One may wonder whether Sir William Harcourt was right when, more than sixty years ago, he proclaimed: We are all socialists now. But today governments, political parties, teachers and writers, militant antitheists as well as Christian theologians are almost unanimous in passionately rejecting the market economy and praising the alleged benefits of state omnipotence. The rising generation is brought up in an environment that is engrossed in socialist ideas.
The influence of the prosocialist ideology comes to light in the way in which public opinion, almost without any exception, explains the reasons that induce people to join the Socialist or Communist parties. In dealing with domestic politics, one assumes that, “naturally and necessarily,” those who are not rich favor the radical programs—planning, socialism, communism—while only the rich have reason to vote for the preservation of the market economy. This assumption takes for granted the fundamental socialist idea that the economic interests of the masses are hurt by the operation of capitalism for the sole benefit of the “exploiters” and that socialism will improve the common man’s standard of living.
However, people do not ask for socialism because they know that socialism will improve their conditions, and they do not reject capitalism because they know that it is a system prejudicial to their interests. They are socialists because they believe that socialism will improve their conditions, and they hate capitalism because they believe that it harms them. They are socialists because they are blinded by envy and ignorance. They stubbornly refuse to study economics and spurn the economists’ devastating critique of the socialist plans because, in their eyes, economics, being an abstract theory, is simply nonsense. They pretend to trust only in experience. But they no less stubbornly refuse to take cognizance of the undeniable facts of experience, viz., that the common man’s standard of living is incomparably higher in capitalistic America than in the socialist paradise of the Soviets.
In dealing with conditions in the economically backward countries people display the same faulty reasoning. They think that these peoples must “naturally” sympathize with communism because they are poverty stricken. Now it is obvious that the poor nations want to get rid of their penury. Aiming at an improvement of their unsatisfactory conditions, they ought therefore to adopt that system of society’s economic organization which best warrants the attainment of this end; they ought to decide in favor of capitalism. But, deluded by spurious anti-capitalistic ideas, they are favorably disposed to communism. It is paradoxical indeed that the leaders of these Oriental peoples, while casting longing glances at the prosperity of the Western nations, reject the methods that made the West prosperous and are enraptured by Russian communism that is instrumental in keeping the Russians and their satellites poor. It is still more paradoxical that Americans, enjoying the products of capitalistic big business, exalt the Soviet system and consider it quite “natural” that the poor nations of Asia and Africa should prefer communism to capitalism.
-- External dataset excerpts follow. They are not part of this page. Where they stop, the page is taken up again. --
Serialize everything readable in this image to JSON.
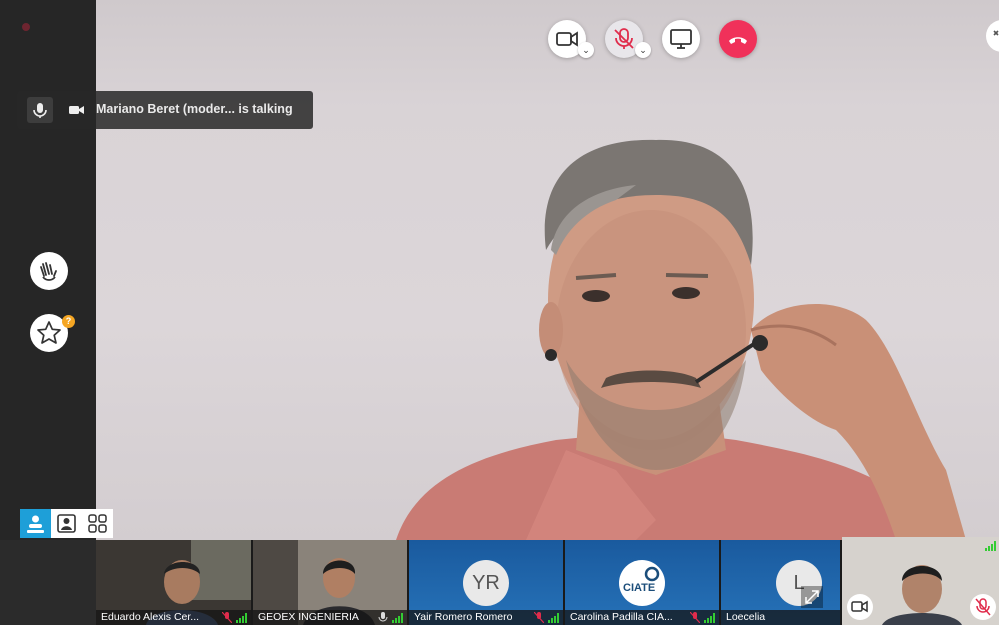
{
  "talking": {
    "text": "Mariano Beret (moder... is talking"
  },
  "toolbar": {
    "colors": {
      "hangup": "#f0315a",
      "mic_off": "#e02c4c"
    }
  },
  "side": {
    "favorites_badge": "?"
  },
  "participants": [
    {
      "name": "Eduardo Alexis Cer...",
      "type": "video",
      "mic_muted": true
    },
    {
      "name": "GEOEX INGENIERIA",
      "type": "video",
      "mic_muted": false
    },
    {
      "name": "Yair Romero Romero",
      "type": "avatar",
      "initials": "YR",
      "mic_muted": true
    },
    {
      "name": "Carolina Padilla CIA...",
      "type": "logo",
      "logo_text": "CIATE",
      "mic_muted": true
    },
    {
      "name": "Loecelia",
      "type": "avatar",
      "initials": "L",
      "mic_muted": false
    }
  ]
}
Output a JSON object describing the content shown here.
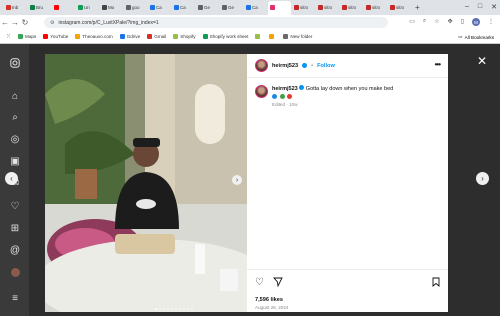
{
  "browser": {
    "tabs": [
      {
        "label": "Inb",
        "color": "#d93025"
      },
      {
        "label": "Bru",
        "color": "#0b8043"
      },
      {
        "label": "",
        "color": "#ff0000"
      },
      {
        "label": "Un",
        "color": "#0f9d58"
      },
      {
        "label": "Mo",
        "color": "#444444"
      },
      {
        "label": "goo",
        "color": "#5f6368"
      },
      {
        "label": "Ca",
        "color": "#1a73e8"
      },
      {
        "label": "Ca",
        "color": "#1a73e8"
      },
      {
        "label": "Ge",
        "color": "#5f6368"
      },
      {
        "label": "Ge",
        "color": "#5f6368"
      },
      {
        "label": "Ca",
        "color": "#1a73e8"
      },
      {
        "label": "",
        "color": "#e1306c"
      },
      {
        "label": "sitrx",
        "color": "#c62828"
      },
      {
        "label": "sitrx",
        "color": "#c62828"
      },
      {
        "label": "sitrx",
        "color": "#c62828"
      },
      {
        "label": "sitrx",
        "color": "#c62828"
      },
      {
        "label": "sitrx",
        "color": "#c62828"
      }
    ],
    "url": "instagram.com/p/C_LuxtXPale/?img_index=1",
    "profile_initial": "M",
    "bookmarks": [
      {
        "label": "Maps",
        "icon": "maps-icon"
      },
      {
        "label": "YouTube",
        "icon": "youtube-icon"
      },
      {
        "label": "Theoauvo.com",
        "icon": "site-icon"
      },
      {
        "label": "Gdrive",
        "icon": "drive-icon"
      },
      {
        "label": "Gmail",
        "icon": "gmail-icon"
      },
      {
        "label": "Shopify",
        "icon": "shopify-icon"
      },
      {
        "label": "Shopify work sheet",
        "icon": "sheet-icon"
      },
      {
        "label": "",
        "icon": "shopify-icon"
      },
      {
        "label": "",
        "icon": "site-icon"
      },
      {
        "label": "New folder",
        "icon": "folder-icon"
      }
    ],
    "all_bookmarks": "All Bookmarks"
  },
  "post": {
    "username": "heirmj523",
    "follow_label": "Follow",
    "caption_user": "heirmj523",
    "caption_text": "Gotta lay down when you make bed",
    "caption_meta": "Edited · 10w",
    "likes": "7,596 likes",
    "date": "August 28, 2024",
    "image_count": 10,
    "current_image": 1
  },
  "colors": {
    "instagram_blue": "#0095f6",
    "backdrop": "#3e3e3e"
  }
}
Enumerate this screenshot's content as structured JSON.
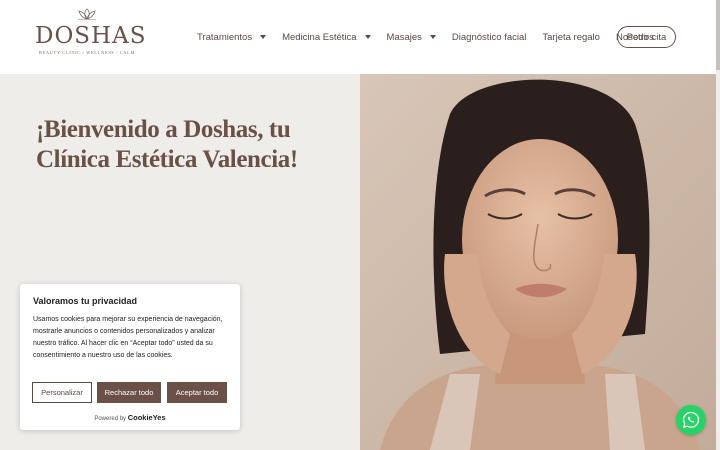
{
  "brand": {
    "name": "DOSHAS",
    "tagline": "BEAUTY CLINIC  /  WELLNESS  /  CALM",
    "color": "#6b5048"
  },
  "nav": {
    "items": [
      {
        "label": "Tratamientos",
        "dropdown": true
      },
      {
        "label": "Medicina Estética",
        "dropdown": true
      },
      {
        "label": "Masajes",
        "dropdown": true
      },
      {
        "label": "Diagnóstico facial",
        "dropdown": false
      },
      {
        "label": "Tarjeta regalo",
        "dropdown": false
      },
      {
        "label": "Nosotros",
        "dropdown": false
      }
    ],
    "cta_label": "Pedir cita"
  },
  "hero": {
    "title": "¡Bienvenido a Doshas, tu Clínica Estética Valencia!",
    "image_icon": "woman-face-photo"
  },
  "cookie_banner": {
    "title": "Valoramos tu privacidad",
    "text": "Usamos cookies para mejorar su experiencia de navegación, mostrarle anuncios o contenidos personalizados y analizar nuestro tráfico. Al hacer clic en “Aceptar todo” usted da su consentimiento a nuestro uso de las cookies.",
    "customize_label": "Personalizar",
    "reject_label": "Rechazar todo",
    "accept_label": "Aceptar todo",
    "powered_by": "Powered by",
    "powered_brand": "CookieYes"
  },
  "whatsapp": {
    "icon": "whatsapp-icon",
    "color": "#25d366"
  }
}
People may disagree on the question of whether everybody ought to study economics seriously. But one thing is certain. A man who publicly talks or writes about the opposition between capitalism and socialism without having fully familiarized himself with all that economics has to say about these issues is an irresponsible babbler.
[* ]Cf. Elmer Roberts, Monarchical Socialism in Germany (New York, 1913).
[† ]Cf. Manya Gordon, Workers Before and After Lenin (New York, 1941), pp. 30 ff.